本文围绕相干光场与多能级原子相互作用,介绍了电磁感应透明(EIT)效应的基本概念及物理特性,回顾了人们对EIT及其相关效应的研究历史,并在此基础上重点介绍了我们基于EIT效应开展的相关实验和理论研究工作,主要包括光群速度减慢实验、Tripod结构中的EIT增强效应和基于Double EIT的弱光交叉Kerr非线性效应以及共振布拉格散射光谱的研究等。具体如下:
1)简要介绍了电磁感应透明效应的相关理论及其在实验上的实现,特别对我们开展的光减速实验进行了简单介绍。我们在基态简并的三能级原子介质中观察到了由EIT效应导致的光减速现象,实验测得的光脉冲群速度被减慢到10000m/s。
2)在多能级EIT系统中,观察到了由非对称EIT系统导致的探针光偏振面旋转效应即光致旋光效应。我们在~(87)Rb原子D1线中,选取左旋圆偏振耦合光与原子作用,产生了对左旋和右旋圆偏振探针光分量数目非对称的EIT系统,从而破坏了原子介质对探针光两个圆偏振分量折射率的对称性,由此导致了探针光偏振面的旋转。我们设计了一种偏振测量装置,消除了吸收对转角测量的影响,从而较高精度地测量了探针光的偏振面旋转角。实验中,我们用15mW的耦合光实现了探针光45°的偏振面转角。
3)在~(87)Rb原子D1线所形成的多塞曼子能级原子系统中,研究了一束线性偏振光(探针光)的偏振光谱,并演示了一个基于光偏振变化的光开关。该探针光的偏振光谱信号是由于另一束左旋圆偏振的泵浦光束引起的探针光偏振特性发生变化所导致的。我们同时提供了一个包含多重塞曼子能级模型的理论分析,其计算结果与实验部分达到了定性的吻合。基于此现象,我们演示了一个弱光下的光开关,其开关能量密度为每个原子散射截面(λ~2/2π)约68个光子,相应的开关效率达到约3%。

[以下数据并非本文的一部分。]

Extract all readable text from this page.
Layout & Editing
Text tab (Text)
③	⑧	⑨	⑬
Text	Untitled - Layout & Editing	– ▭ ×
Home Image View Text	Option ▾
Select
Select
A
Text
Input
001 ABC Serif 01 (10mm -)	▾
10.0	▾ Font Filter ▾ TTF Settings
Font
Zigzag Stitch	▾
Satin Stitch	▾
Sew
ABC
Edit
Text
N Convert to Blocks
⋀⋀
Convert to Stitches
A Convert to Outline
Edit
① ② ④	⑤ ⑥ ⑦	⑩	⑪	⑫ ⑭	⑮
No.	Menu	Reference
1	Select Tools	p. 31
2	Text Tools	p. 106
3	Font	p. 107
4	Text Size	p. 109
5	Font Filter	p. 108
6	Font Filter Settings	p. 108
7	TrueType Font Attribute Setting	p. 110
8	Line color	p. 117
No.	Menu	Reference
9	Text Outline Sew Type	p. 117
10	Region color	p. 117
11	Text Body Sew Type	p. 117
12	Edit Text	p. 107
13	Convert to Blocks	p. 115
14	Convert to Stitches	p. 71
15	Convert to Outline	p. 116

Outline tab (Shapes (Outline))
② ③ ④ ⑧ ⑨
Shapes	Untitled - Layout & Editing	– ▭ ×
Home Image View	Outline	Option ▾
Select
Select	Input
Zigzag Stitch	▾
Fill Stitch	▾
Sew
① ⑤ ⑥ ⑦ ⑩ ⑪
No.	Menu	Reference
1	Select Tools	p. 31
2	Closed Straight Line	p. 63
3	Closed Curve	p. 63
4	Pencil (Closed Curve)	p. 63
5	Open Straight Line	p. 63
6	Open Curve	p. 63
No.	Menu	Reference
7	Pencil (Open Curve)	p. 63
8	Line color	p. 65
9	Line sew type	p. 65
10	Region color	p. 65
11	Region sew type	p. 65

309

4)在Tripod系统中观察到了Two EIT窗口以及两个窗口相互作用引起的EIT增强效应。通过采用左旋圆偏振探针光、右旋圆偏振触发光和左旋圆偏振耦合光与~(87)Rb原子D1线作用,构建了四能级Tripod结构,在该结构中观察到了当触发光与耦合光的频率失谐不同时,两束光分别对探针光形成的EIT窗口,并研究了这两个EIT窗口之间的相互作用。结果发现,当触发光与耦合光的频率失谐接近或相等时,耦合光形成的EIT信号会被明显增强。我们对上述实验现象进行了数值计算,结果与实验达到了较好的吻合。
5)在~(87)Rb原子D1线形成的四能级Tripod系统中,观察到了Double EIT窗口,并研究了基于该Double EIT窗口的弱光交叉Kerr非线性效应。在实验上观察了耦合光在探针光和触发光的吸收谱上同时形成的EIT窗口,并利用Mach-Zehnder干涉仪测量了探针光与触发光之间相互作用导致的交叉Kerr非线性相移及非线性系数。结果显示,当探针光和触发光的透射都超过60%时,触发光的交叉Kerr非线性系数可达2×10~(-5) cm~2/W。同时,我们还考察了交叉Kerr非线性系数对调制光强度的依赖关系。结果发现,随着调制光强度的增加,交叉Kerr非线性系数逐渐减小,也就是说,我们在越弱光下得到的交叉位相调制系数会越大。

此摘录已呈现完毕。